IHS Screen Digest believes that the success of Deezer is largely attributable to successful bundling strategy with mobile and internet offers of Orange in France (the service is available free to subscribers to certain high-value packages and is discounted to half price with mid-range packages; the service is also actively promoted to other Orange subscribers). This is the strategy that has worked for Danish incumbent telco TDC, whose bundled music subscription service (enabled by 24-7 Entertainment) hit 250m track downloads in November 2010 - equivalent to 45 downloads per head of Denmark's population. By contrast, Spotify is still standalone subscription (it has promotional deals with TeliaSonera, but is not bundled with the telco's packages beyond some time-limited promo offers).

Spotify has ignited interest for subscription model in a region that has historically been apathetic to such propositions: Napster and Rhapsody have recruited the majority of their userbases in the US (which peaked with 830,000 subscribers in 2007 and 800,000 subscribers in 2009 respectively). While none of the elements offered by Spotify are innovative in their own right, the company has managed to combine an appealing introductory free tier with seamless user experience on portable devices offered to premium tier subscribers.
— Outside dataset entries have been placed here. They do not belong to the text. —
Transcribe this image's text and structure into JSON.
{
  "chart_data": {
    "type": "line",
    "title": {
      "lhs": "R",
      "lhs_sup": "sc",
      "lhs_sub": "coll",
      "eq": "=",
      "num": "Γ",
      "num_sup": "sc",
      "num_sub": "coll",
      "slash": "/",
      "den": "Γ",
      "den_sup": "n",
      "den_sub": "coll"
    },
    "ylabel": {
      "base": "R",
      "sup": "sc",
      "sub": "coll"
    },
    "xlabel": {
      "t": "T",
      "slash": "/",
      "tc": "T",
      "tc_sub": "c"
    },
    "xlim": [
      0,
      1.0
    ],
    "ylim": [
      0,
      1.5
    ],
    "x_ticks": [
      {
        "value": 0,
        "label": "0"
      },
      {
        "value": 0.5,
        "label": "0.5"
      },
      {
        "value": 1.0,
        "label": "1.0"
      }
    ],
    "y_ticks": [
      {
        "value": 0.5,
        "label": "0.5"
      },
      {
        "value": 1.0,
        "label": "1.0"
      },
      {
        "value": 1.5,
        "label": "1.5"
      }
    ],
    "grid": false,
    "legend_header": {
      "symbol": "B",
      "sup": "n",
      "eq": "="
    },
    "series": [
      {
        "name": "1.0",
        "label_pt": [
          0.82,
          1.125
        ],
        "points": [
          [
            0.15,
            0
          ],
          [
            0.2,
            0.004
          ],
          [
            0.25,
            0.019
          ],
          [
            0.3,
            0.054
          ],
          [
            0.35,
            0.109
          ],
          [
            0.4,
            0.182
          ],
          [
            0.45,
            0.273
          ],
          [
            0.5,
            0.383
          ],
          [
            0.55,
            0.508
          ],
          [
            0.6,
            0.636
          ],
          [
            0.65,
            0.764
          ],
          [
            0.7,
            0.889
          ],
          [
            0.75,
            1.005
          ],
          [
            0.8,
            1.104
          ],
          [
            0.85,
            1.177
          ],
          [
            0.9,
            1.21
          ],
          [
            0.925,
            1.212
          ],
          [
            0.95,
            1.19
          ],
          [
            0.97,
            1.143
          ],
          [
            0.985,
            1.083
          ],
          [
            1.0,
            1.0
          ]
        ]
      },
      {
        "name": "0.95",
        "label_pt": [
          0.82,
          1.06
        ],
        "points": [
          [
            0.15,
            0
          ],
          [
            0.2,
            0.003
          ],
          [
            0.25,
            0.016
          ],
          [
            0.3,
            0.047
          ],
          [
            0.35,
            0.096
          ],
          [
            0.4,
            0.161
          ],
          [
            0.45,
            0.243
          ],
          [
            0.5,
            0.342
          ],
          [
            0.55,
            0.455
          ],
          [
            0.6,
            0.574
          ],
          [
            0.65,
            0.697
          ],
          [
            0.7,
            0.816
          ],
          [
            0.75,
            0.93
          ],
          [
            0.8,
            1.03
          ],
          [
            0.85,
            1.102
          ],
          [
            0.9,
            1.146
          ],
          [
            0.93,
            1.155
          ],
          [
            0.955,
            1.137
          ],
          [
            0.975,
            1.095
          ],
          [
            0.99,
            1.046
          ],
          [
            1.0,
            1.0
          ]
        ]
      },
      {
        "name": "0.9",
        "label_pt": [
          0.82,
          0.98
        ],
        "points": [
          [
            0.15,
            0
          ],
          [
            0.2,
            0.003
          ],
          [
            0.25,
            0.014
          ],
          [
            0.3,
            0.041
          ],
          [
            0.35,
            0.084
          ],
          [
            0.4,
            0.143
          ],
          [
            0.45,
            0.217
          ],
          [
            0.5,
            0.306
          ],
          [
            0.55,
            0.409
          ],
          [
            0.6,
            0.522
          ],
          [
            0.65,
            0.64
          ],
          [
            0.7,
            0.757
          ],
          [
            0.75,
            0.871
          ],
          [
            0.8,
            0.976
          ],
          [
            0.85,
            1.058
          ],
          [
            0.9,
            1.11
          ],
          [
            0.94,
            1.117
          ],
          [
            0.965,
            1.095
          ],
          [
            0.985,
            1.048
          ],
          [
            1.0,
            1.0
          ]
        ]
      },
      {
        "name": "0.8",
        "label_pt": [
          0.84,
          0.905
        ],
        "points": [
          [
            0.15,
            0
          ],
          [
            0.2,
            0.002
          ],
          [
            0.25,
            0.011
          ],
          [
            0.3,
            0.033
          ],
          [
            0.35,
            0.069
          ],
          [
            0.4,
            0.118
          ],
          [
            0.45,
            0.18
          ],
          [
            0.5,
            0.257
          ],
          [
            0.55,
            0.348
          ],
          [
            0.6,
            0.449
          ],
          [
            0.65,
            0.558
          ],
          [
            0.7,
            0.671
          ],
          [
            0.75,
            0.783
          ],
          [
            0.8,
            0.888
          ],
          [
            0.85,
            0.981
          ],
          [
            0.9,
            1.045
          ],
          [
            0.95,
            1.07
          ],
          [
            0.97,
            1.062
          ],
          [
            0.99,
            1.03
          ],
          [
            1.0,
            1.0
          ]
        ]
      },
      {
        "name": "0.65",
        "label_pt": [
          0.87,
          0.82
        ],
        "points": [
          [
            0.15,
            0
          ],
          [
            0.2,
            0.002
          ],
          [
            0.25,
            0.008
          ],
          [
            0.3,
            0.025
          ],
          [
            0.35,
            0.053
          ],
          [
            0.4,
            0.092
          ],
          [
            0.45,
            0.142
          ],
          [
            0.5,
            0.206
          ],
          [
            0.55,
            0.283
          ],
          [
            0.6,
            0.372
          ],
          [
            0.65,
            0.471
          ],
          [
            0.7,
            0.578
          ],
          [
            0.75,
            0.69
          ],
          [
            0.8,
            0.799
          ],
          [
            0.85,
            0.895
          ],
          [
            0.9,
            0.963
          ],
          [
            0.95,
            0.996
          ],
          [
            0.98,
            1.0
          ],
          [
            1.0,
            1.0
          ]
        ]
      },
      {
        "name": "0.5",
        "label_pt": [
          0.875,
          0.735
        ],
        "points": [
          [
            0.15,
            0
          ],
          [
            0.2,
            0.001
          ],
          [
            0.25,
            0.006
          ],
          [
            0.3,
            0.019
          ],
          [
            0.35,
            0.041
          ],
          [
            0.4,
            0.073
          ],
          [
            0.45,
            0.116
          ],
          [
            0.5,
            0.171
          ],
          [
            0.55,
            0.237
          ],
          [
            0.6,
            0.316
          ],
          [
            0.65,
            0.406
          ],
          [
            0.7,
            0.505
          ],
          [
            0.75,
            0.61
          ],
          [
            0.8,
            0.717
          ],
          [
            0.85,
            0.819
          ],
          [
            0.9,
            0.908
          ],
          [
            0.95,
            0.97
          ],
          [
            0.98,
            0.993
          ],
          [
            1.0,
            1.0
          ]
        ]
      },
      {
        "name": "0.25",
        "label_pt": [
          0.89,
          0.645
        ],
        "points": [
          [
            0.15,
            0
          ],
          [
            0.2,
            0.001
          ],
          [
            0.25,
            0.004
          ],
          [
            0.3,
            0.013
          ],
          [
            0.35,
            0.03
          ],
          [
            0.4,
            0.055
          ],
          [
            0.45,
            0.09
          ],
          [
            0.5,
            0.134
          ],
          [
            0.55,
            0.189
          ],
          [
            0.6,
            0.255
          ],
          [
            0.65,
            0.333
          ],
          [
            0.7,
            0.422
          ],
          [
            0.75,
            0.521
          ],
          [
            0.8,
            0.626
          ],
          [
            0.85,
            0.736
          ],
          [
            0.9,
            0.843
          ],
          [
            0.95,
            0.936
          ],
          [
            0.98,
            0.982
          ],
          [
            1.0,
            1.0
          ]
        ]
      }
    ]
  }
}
This stands in marked contrast to Rhapsody and Napster: both companies maintained paid basic PC-based tiers (with the exception some promotional activity from Rhapsody and the now defunct Napster Free, which was crippled by the three plays per track limitation), while their initial mobile subscription components were rendered difficult for users by the problems associated with getting different implementations of the PlaysForSure DRM to work (both companies have started offering app-based mobile access after the rise of second generation subscription services such as Spotify and Deezer).

However, despite the sustained growth of Spotify's paid subscriber base, the question whether paying subscribers can compensate for the ballooning costs of per-play royalties on the free Spotify tier remains (the company's UK arm, for example, made an operational loss of £16.4m in 2009). It is important to note that this is the first time Spotify has revealed its active user base number - previously the company was announcing registration milestones (with 10m reached in September 2010). That means that in terms of registered users, Spotify's conversion ratio is still below 10%.